Rien ne prouvait plus la démoralisation du peuple français que de lui voir rendre de semblables honneurs à un homme à qui l'on pouvait reprocher les plus grands crimes, et qui avait entraîné son pays dans un abîme de malheurs, dont il était si persuadé lui-même, qu'il s'écria en mourant: «J'entraîne avec moi les débris de la Monarchie.»

CHAPITRE XI

ANNÉE 1791

Décret de la responsabilité des ministres.--Violences exercées contre les catholiques. Arrêté du département à ce sujet.--Insurrection dirigée contre le château pour mettre obstacle au voyage que le Roi devait faire à Saint-Cloud. Insultes faites à ce prince.--Éloignement forcé du plus grand nombre de ses fidèles serviteurs.--Fausses démarches du Roi par le conseil de ses ministres.--Continuation des mesures violentes de l'Assemblée, qui ne garde plus aucune mesure.--Rétractation de l'abbé Raynal.--Le Roi pense sérieusement à s'éloigner de Paris.

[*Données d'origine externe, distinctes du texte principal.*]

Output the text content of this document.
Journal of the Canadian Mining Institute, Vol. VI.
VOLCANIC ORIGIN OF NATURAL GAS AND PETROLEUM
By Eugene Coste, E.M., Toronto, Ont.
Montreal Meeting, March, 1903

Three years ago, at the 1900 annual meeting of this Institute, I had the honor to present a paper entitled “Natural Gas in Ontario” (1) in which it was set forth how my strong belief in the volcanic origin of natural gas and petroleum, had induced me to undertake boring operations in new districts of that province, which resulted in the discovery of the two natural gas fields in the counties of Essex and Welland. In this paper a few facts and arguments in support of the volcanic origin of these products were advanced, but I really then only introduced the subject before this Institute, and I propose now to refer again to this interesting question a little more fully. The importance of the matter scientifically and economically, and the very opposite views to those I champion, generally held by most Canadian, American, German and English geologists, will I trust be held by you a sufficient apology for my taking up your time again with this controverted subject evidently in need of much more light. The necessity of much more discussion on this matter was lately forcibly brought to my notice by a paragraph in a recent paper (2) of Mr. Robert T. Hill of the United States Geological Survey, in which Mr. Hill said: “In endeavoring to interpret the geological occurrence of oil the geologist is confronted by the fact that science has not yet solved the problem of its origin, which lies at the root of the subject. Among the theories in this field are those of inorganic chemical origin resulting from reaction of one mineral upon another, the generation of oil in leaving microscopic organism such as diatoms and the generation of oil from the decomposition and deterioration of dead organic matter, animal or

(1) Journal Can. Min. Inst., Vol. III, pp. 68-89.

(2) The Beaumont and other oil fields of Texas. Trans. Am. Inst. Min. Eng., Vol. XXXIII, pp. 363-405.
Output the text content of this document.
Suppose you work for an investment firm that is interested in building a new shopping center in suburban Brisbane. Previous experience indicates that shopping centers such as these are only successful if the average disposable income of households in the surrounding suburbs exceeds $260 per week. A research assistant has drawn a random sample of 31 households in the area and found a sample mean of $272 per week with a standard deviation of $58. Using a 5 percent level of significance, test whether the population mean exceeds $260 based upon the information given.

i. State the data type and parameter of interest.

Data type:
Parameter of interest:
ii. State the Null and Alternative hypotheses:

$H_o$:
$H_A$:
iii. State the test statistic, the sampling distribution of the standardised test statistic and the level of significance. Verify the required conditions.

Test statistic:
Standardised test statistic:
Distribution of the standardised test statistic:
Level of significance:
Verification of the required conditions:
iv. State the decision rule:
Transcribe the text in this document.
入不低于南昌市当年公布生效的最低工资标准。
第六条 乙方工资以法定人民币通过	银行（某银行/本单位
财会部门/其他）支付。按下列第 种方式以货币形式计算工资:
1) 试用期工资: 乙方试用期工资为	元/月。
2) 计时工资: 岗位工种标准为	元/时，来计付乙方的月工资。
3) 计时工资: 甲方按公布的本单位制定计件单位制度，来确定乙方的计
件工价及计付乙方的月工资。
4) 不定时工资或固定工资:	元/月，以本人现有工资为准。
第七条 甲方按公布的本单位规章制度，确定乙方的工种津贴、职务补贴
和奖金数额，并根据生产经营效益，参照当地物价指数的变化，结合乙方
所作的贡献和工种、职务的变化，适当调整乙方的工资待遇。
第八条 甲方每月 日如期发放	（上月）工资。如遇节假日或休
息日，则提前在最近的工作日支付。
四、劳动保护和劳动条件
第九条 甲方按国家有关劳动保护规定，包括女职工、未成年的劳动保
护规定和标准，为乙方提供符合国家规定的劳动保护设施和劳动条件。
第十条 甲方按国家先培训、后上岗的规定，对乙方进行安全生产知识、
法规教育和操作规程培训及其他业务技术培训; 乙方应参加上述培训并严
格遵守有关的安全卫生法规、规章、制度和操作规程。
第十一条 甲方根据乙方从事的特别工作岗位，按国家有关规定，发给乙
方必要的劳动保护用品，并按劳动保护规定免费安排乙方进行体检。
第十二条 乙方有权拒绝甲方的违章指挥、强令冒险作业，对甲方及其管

L'Assemblée, avant de s'occuper sérieusement de la responsabilité des ministres, décréta que tout député de cette Assemblée et des Assemblées suivantes ne pourrait accepter aucune place de ministre, ni de celles qui pourraient être dans leur dépendance, ni aucun don, aucune pension ou gratification, non plus que d'avancement dans le militaire (sauf le droit d'ancienneté), que quatre ans après leur sortie.

D'après le rapport de son comité militaire, elle détermina les devoirs qu'imposait aux ministres leur responsabilité, et les peines qui seraient la conséquence de leur infraction. Elles les obligea à signer tous les ordres émanés de leurs bureaux, sans pouvoir, dans aucun cas, se soustraire à cette loi, même sous le prétexte d'avoir exécuté les ordres du Roi ou les décisions du conseil. Elle les déclara responsables de tout délit quelconque contre la sûreté nationale, de tout attentat contre la propriété et la liberté individuelle, de toute dissipation de fonds par eux ou par leurs subordonnés, et les obligea de rendre compte de leur conduite et de l'état des affaires, toutes les fois qu'ils en seraient requis par le corps législatif.